Another device you’ll need with your batteries is a battery charge regulator, also known as a charge controller, which makes sure the batteries are charged and discharged properly to avoid problems, such as shortened battery life (and of course, if you don’t use batteries, you won’t need this device).
Finally, the DC current, whether from the solar cells or from the storage batteries, needs to be converted to AC. If you’ve seen anything about electricity, you’ve seen what is called a sine wave, like the ripples in water when a pebble goes in. DC is like a quiet lake. So another device, the inverter, not only creates those waves, turning the DC into AC, but it can make those waves nice curved sine wave shapes, which is better for appliances using the power. It also makes sure the rate is 60 cycles a second, which we in North America expect from our power lines. Once that’s done, it’s good to go, whether into our home, or onto the grid.

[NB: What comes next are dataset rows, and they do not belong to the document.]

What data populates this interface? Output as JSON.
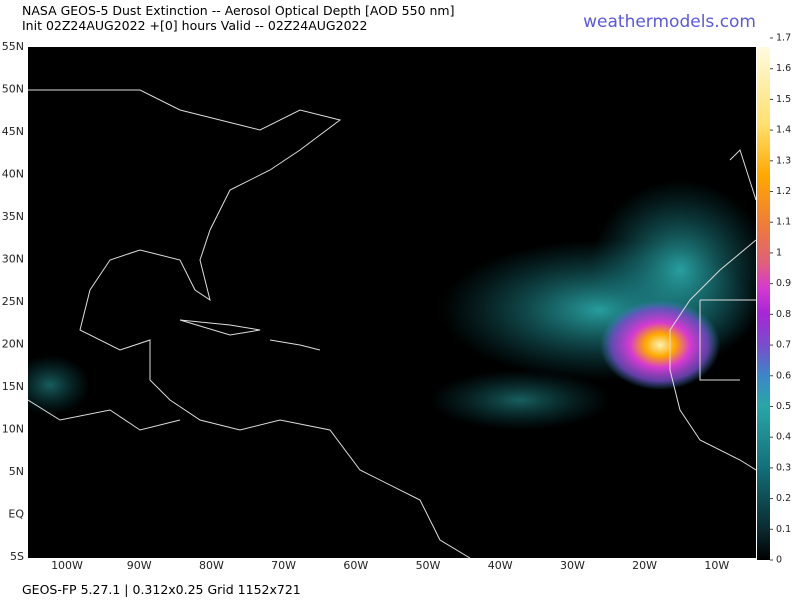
{
  "header": {
    "title": "NASA GEOS-5 Dust Extinction -- Aerosol Optical Depth [AOD 550 nm]",
    "subtitle": "Init 02Z24AUG2022 +[0] hours Valid -- 02Z24AUG2022",
    "watermark": "weathermodels.com"
  },
  "map": {
    "lat_labels": [
      "55N",
      "50N",
      "45N",
      "40N",
      "35N",
      "30N",
      "25N",
      "20N",
      "15N",
      "10N",
      "5N",
      "EQ",
      "5S"
    ],
    "lon_labels": [
      "100W",
      "90W",
      "80W",
      "70W",
      "60W",
      "50W",
      "40W",
      "30W",
      "20W",
      "10W"
    ]
  },
  "colorbar": {
    "range": [
      0,
      1.7
    ],
    "ticks": [
      0,
      0.1,
      0.2,
      0.3,
      0.4,
      0.5,
      0.6,
      0.7,
      0.8,
      0.9,
      1,
      1.1,
      1.2,
      1.3,
      1.4,
      1.5,
      1.6,
      1.7
    ]
  },
  "footer": "GEOS-FP 5.27.1 | 0.312x0.25 Grid 1152x721"
}
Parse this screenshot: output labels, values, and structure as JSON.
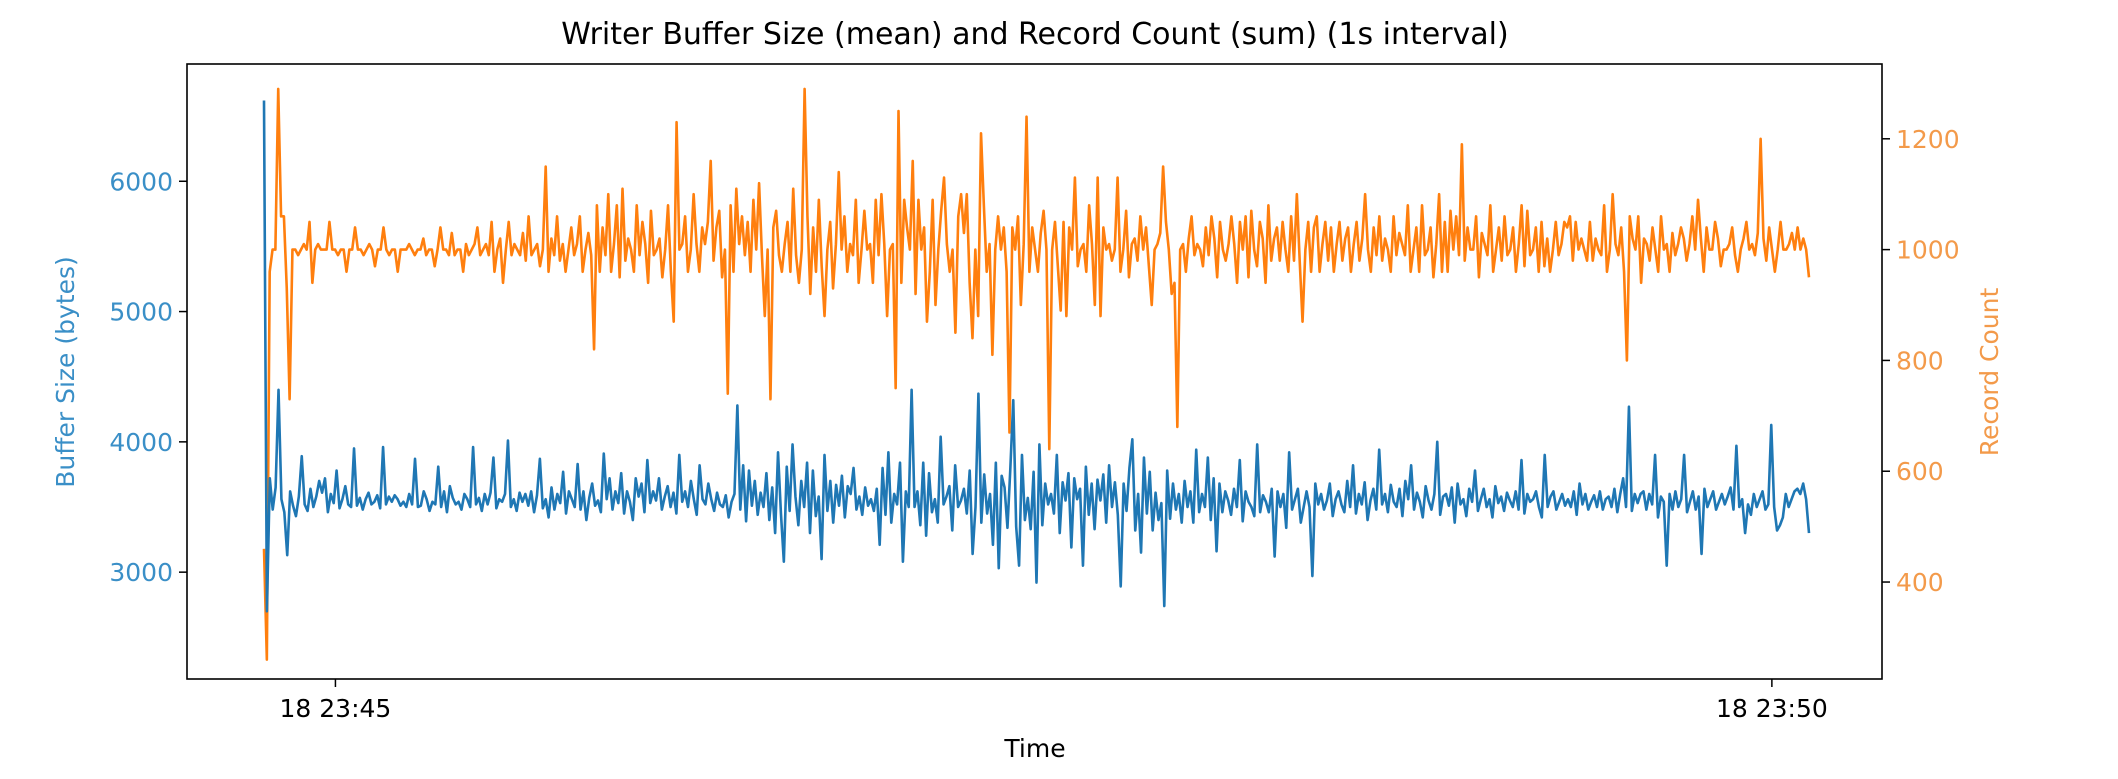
{
  "chart_data": {
    "type": "line",
    "title": "Writer Buffer Size (mean) and Record Count (sum) (1s interval)",
    "xlabel": "Time",
    "x_ticks": [
      "18 23:45",
      "18 23:50"
    ],
    "x_range_seconds": [
      -31,
      323
    ],
    "grid": false,
    "legend": "none",
    "colors": {
      "buffer": "#1f77b4",
      "records": "#ff7f0e",
      "buffer_axis_text": "#3a8fc7",
      "records_axis_text": "#f39a4a"
    },
    "y_left": {
      "label": "Buffer Size (bytes)",
      "ticks": [
        3000,
        4000,
        5000,
        6000
      ],
      "range": [
        2180,
        6900
      ]
    },
    "y_right": {
      "label": "Record Count",
      "ticks": [
        400,
        600,
        800,
        1000,
        1200
      ],
      "range": [
        225,
        1335
      ]
    },
    "series": [
      {
        "axis": "left",
        "values": [
          6620,
          2700,
          3720,
          3480,
          3650,
          4400,
          3560,
          3460,
          3130,
          3620,
          3510,
          3430,
          3580,
          3890,
          3520,
          3470,
          3640,
          3500,
          3580,
          3700,
          3610,
          3720,
          3460,
          3600,
          3530,
          3780,
          3490,
          3560,
          3660,
          3520,
          3500,
          3950,
          3510,
          3570,
          3480,
          3560,
          3610,
          3520,
          3540,
          3590,
          3490,
          3960,
          3520,
          3580,
          3540,
          3590,
          3560,
          3510,
          3540,
          3500,
          3600,
          3520,
          3870,
          3500,
          3510,
          3620,
          3560,
          3470,
          3540,
          3520,
          3810,
          3500,
          3620,
          3460,
          3660,
          3570,
          3520,
          3540,
          3480,
          3600,
          3560,
          3500,
          3960,
          3520,
          3570,
          3470,
          3600,
          3520,
          3610,
          3880,
          3490,
          3560,
          3540,
          3600,
          4010,
          3500,
          3560,
          3470,
          3610,
          3540,
          3600,
          3510,
          3620,
          3460,
          3590,
          3870,
          3490,
          3560,
          3420,
          3650,
          3480,
          3600,
          3530,
          3770,
          3450,
          3620,
          3560,
          3500,
          3830,
          3480,
          3620,
          3400,
          3570,
          3680,
          3510,
          3550,
          3460,
          3910,
          3560,
          3720,
          3480,
          3620,
          3530,
          3760,
          3450,
          3620,
          3540,
          3400,
          3720,
          3580,
          3680,
          3460,
          3860,
          3530,
          3620,
          3550,
          3720,
          3480,
          3580,
          3660,
          3500,
          3610,
          3450,
          3900,
          3540,
          3620,
          3500,
          3700,
          3560,
          3440,
          3820,
          3560,
          3520,
          3680,
          3560,
          3470,
          3610,
          3520,
          3500,
          3590,
          3420,
          3540,
          3600,
          4280,
          3480,
          3820,
          3390,
          3780,
          3510,
          3700,
          3440,
          3610,
          3500,
          3760,
          3400,
          3650,
          3300,
          3920,
          3450,
          3080,
          3810,
          3470,
          3980,
          3580,
          3360,
          3700,
          3500,
          3840,
          3300,
          3780,
          3430,
          3580,
          3100,
          3900,
          3470,
          3700,
          3380,
          3670,
          3510,
          3740,
          3420,
          3660,
          3600,
          3800,
          3480,
          3580,
          3440,
          3650,
          3510,
          3560,
          3470,
          3640,
          3210,
          3800,
          3440,
          3920,
          3380,
          3600,
          3520,
          3840,
          3080,
          3620,
          3500,
          4400,
          3500,
          3620,
          3360,
          3840,
          3280,
          3760,
          3460,
          3560,
          3380,
          4040,
          3520,
          3580,
          3660,
          3320,
          3820,
          3500,
          3550,
          3640,
          3450,
          3780,
          3140,
          3500,
          4370,
          3380,
          3750,
          3450,
          3600,
          3210,
          3840,
          3030,
          3740,
          3650,
          3340,
          3800,
          4320,
          3350,
          3050,
          3900,
          3400,
          3570,
          3330,
          3770,
          2920,
          3980,
          3360,
          3680,
          3520,
          3600,
          3450,
          3900,
          3300,
          3690,
          3550,
          3760,
          3190,
          3720,
          3560,
          3640,
          3050,
          3810,
          3440,
          3680,
          3330,
          3710,
          3550,
          3750,
          3380,
          3820,
          3500,
          3690,
          3440,
          2890,
          3680,
          3470,
          3800,
          4020,
          3320,
          3600,
          3150,
          3880,
          3450,
          3770,
          3320,
          3610,
          3400,
          3530,
          2740,
          3780,
          3410,
          3680,
          3480,
          3600,
          3380,
          3700,
          3500,
          3620,
          3380,
          3940,
          3460,
          3600,
          3500,
          3880,
          3400,
          3720,
          3160,
          3680,
          3460,
          3620,
          3550,
          3440,
          3640,
          3500,
          3860,
          3390,
          3620,
          3540,
          3500,
          3430,
          3980,
          3460,
          3590,
          3540,
          3460,
          3640,
          3120,
          3620,
          3500,
          3600,
          3340,
          3920,
          3480,
          3560,
          3640,
          3380,
          3500,
          3620,
          3500,
          2970,
          3680,
          3520,
          3600,
          3480,
          3550,
          3680,
          3430,
          3560,
          3620,
          3520,
          3460,
          3700,
          3500,
          3820,
          3450,
          3600,
          3520,
          3690,
          3400,
          3550,
          3640,
          3480,
          3940,
          3520,
          3600,
          3460,
          3670,
          3540,
          3500,
          3640,
          3430,
          3700,
          3560,
          3820,
          3480,
          3610,
          3540,
          3420,
          3660,
          3550,
          3480,
          3600,
          4000,
          3440,
          3580,
          3600,
          3510,
          3650,
          3380,
          3680,
          3520,
          3560,
          3430,
          3640,
          3540,
          3780,
          3470,
          3560,
          3640,
          3500,
          3560,
          3420,
          3660,
          3530,
          3580,
          3470,
          3610,
          3550,
          3500,
          3620,
          3480,
          3860,
          3450,
          3600,
          3540,
          3560,
          3620,
          3500,
          3420,
          3900,
          3500,
          3580,
          3620,
          3480,
          3540,
          3600,
          3510,
          3560,
          3500,
          3620,
          3440,
          3680,
          3520,
          3600,
          3480,
          3540,
          3590,
          3500,
          3620,
          3480,
          3560,
          3580,
          3500,
          3640,
          3460,
          3600,
          3720,
          3500,
          4270,
          3470,
          3600,
          3530,
          3600,
          3620,
          3480,
          3600,
          3520,
          3900,
          3420,
          3580,
          3540,
          3050,
          3600,
          3480,
          3620,
          3500,
          3560,
          3900,
          3460,
          3540,
          3620,
          3480,
          3580,
          3140,
          3640,
          3500,
          3560,
          3620,
          3480,
          3540,
          3600,
          3520,
          3580,
          3650,
          3480,
          3970,
          3500,
          3560,
          3300,
          3520,
          3440,
          3600,
          3500,
          3560,
          3620,
          3480,
          3520,
          4130,
          3500,
          3320,
          3360,
          3420,
          3600,
          3500,
          3560,
          3620,
          3640,
          3600,
          3680,
          3560,
          3300
        ]
      },
      {
        "axis": "right",
        "values": [
          460,
          260,
          960,
          1000,
          1000,
          1290,
          1060,
          1060,
          930,
          730,
          1000,
          1000,
          990,
          1000,
          1010,
          1000,
          1050,
          940,
          1000,
          1010,
          1000,
          1000,
          1000,
          1050,
          1000,
          1000,
          990,
          1000,
          1000,
          960,
          1000,
          1000,
          1040,
          1000,
          1000,
          990,
          1000,
          1010,
          1000,
          970,
          1000,
          1000,
          1040,
          1000,
          990,
          1000,
          1000,
          960,
          1000,
          1000,
          1000,
          1010,
          1000,
          990,
          1000,
          1000,
          1020,
          990,
          1000,
          1000,
          970,
          1000,
          1040,
          1000,
          1000,
          990,
          1030,
          990,
          1000,
          1000,
          960,
          1010,
          990,
          1000,
          1010,
          1040,
          990,
          1000,
          1010,
          990,
          1050,
          960,
          1000,
          1020,
          940,
          1000,
          1050,
          990,
          1010,
          1000,
          990,
          1030,
          980,
          1060,
          990,
          1000,
          1010,
          970,
          1000,
          1150,
          960,
          1020,
          990,
          1060,
          980,
          1010,
          960,
          1000,
          1040,
          990,
          1010,
          1060,
          960,
          1000,
          1030,
          990,
          820,
          1080,
          960,
          1040,
          990,
          1100,
          960,
          1010,
          1080,
          950,
          1110,
          980,
          1020,
          1000,
          960,
          1080,
          990,
          1050,
          1010,
          940,
          1070,
          990,
          1000,
          1020,
          950,
          1000,
          1080,
          960,
          870,
          1230,
          1000,
          1010,
          1060,
          960,
          1000,
          1100,
          1010,
          960,
          1040,
          1010,
          1050,
          1160,
          980,
          1040,
          1070,
          950,
          1000,
          740,
          1080,
          960,
          1110,
          1010,
          1060,
          990,
          1050,
          960,
          1090,
          1000,
          1120,
          990,
          880,
          1000,
          730,
          1040,
          1070,
          990,
          960,
          1010,
          1050,
          960,
          1110,
          990,
          940,
          1000,
          1290,
          1060,
          920,
          1040,
          960,
          1090,
          970,
          880,
          1000,
          1050,
          930,
          1010,
          1140,
          1000,
          1060,
          960,
          1010,
          990,
          1090,
          940,
          1000,
          1070,
          1000,
          1010,
          940,
          1090,
          990,
          1100,
          1010,
          880,
          1000,
          1010,
          750,
          1250,
          940,
          1090,
          1040,
          1000,
          1160,
          920,
          1090,
          1000,
          1040,
          870,
          960,
          1090,
          900,
          1000,
          1070,
          1130,
          1010,
          960,
          1000,
          850,
          1060,
          1100,
          1030,
          1100,
          940,
          840,
          1000,
          880,
          1210,
          1080,
          960,
          1010,
          810,
          1000,
          1060,
          1000,
          1040,
          960,
          670,
          1040,
          1000,
          1060,
          900,
          1010,
          1240,
          960,
          1040,
          1000,
          960,
          1030,
          1070,
          1000,
          640,
          1000,
          1050,
          970,
          890,
          1050,
          880,
          1040,
          1000,
          1130,
          970,
          1000,
          1010,
          960,
          1080,
          1010,
          900,
          1130,
          880,
          1040,
          1000,
          1010,
          980,
          1000,
          1130,
          960,
          1000,
          1070,
          950,
          1010,
          1020,
          980,
          1060,
          1000,
          1040,
          970,
          900,
          1000,
          1010,
          1030,
          1150,
          1050,
          1000,
          920,
          940,
          680,
          1000,
          1010,
          960,
          1020,
          1060,
          990,
          1010,
          1000,
          970,
          1040,
          990,
          1060,
          1020,
          950,
          1050,
          1000,
          980,
          1010,
          1060,
          1010,
          940,
          1050,
          1000,
          1060,
          950,
          1070,
          1000,
          970,
          1050,
          1020,
          940,
          1080,
          980,
          1020,
          1040,
          980,
          1050,
          1000,
          960,
          1060,
          980,
          1100,
          980,
          870,
          1000,
          1050,
          960,
          1040,
          1060,
          960,
          1010,
          1050,
          980,
          1040,
          960,
          1010,
          1050,
          980,
          1020,
          1040,
          960,
          1010,
          1050,
          980,
          1020,
          1100,
          1000,
          960,
          1040,
          990,
          1060,
          980,
          1020,
          1000,
          960,
          1060,
          990,
          1030,
          1010,
          990,
          1080,
          960,
          1000,
          1040,
          960,
          1080,
          990,
          1000,
          1040,
          950,
          1010,
          1100,
          960,
          1050,
          960,
          1070,
          1000,
          1060,
          990,
          1190,
          980,
          1040,
          1000,
          1000,
          1060,
          950,
          1030,
          1010,
          990,
          1080,
          960,
          1000,
          1040,
          980,
          1060,
          990,
          1000,
          1040,
          960,
          1010,
          1080,
          970,
          1070,
          990,
          1000,
          1040,
          960,
          1050,
          970,
          1020,
          960,
          1000,
          1050,
          990,
          1010,
          1050,
          1040,
          1060,
          980,
          1050,
          1000,
          1020,
          1000,
          980,
          1050,
          980,
          1020,
          1000,
          990,
          1080,
          960,
          1000,
          1100,
          1010,
          990,
          1040,
          960,
          800,
          1060,
          1020,
          1000,
          1060,
          940,
          1020,
          1010,
          980,
          1040,
          1000,
          960,
          1060,
          1000,
          1010,
          960,
          1030,
          990,
          1010,
          1040,
          1020,
          980,
          1010,
          1060,
          1000,
          1090,
          1020,
          960,
          1040,
          1000,
          1000,
          1050,
          1020,
          970,
          1000,
          1000,
          1010,
          1040,
          990,
          960,
          1000,
          1020,
          1050,
          1000,
          1010,
          990,
          1030,
          1200,
          1020,
          980,
          1040,
          1000,
          960,
          1000,
          1050,
          1000,
          1000,
          1010,
          1030,
          1000,
          1040,
          1000,
          1020,
          1000,
          950
        ]
      }
    ]
  }
}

So knowing the components, what else needs to be done? Specific installation will require specific things – for example, you’ll need the roof reinforced if you’re planning a lot of solar panels and your roof isn’t up to code. However, at about 50 pounds a panel, most normal roofs can handle the load. Different types of roofs will require different supports (a shingle roof versus a metal roof, for example). It’s also important to analyze your roof for the ideal place for the panels. If you have nearby trees or objects that might block the panels, consider another location or you might want to have a shade analysis, or move the obstruction. Aiming the cells properly can mean a big difference in power generation. For example, if you have a flat roof, you will have to use a solar panel rack that is designed to angle the panels in just the right position to better face the sun.
As well, you’ll also need a place for the support equipment your solar panels will need. A wall in the garage will likely do for the inverter, but not for the batteries if you use them. Depending on the battery type, you may require good ventilation, since some of them can give off hydrogen gas, which is dangerous in enclosed spaces. As well, batteries work poorly at too hot or too cold a temperature, so an unheated garage in Canadian winters is a definite no-no for them!
Eventually you’ll meet with a contractor or reputable solar installers and go over the details of your specific install. While each one will be different, the preliminary work you do beforehand will make their job easier – and could save you money. Additionally, by planning ahead of time, you’ll be aware of what you’ll need and what you won’t (like batteries if you are connected to a grid).
Solar energy is getting bigger, and it’s here to stay. It’s a great way to lower your energy costs, and it helps prevent further damage to our ecosystem. Adding solar panels to your home is not only ecologically sound, it’s also a boost to your resale value – and that’s yet one more reason to make the move to solar!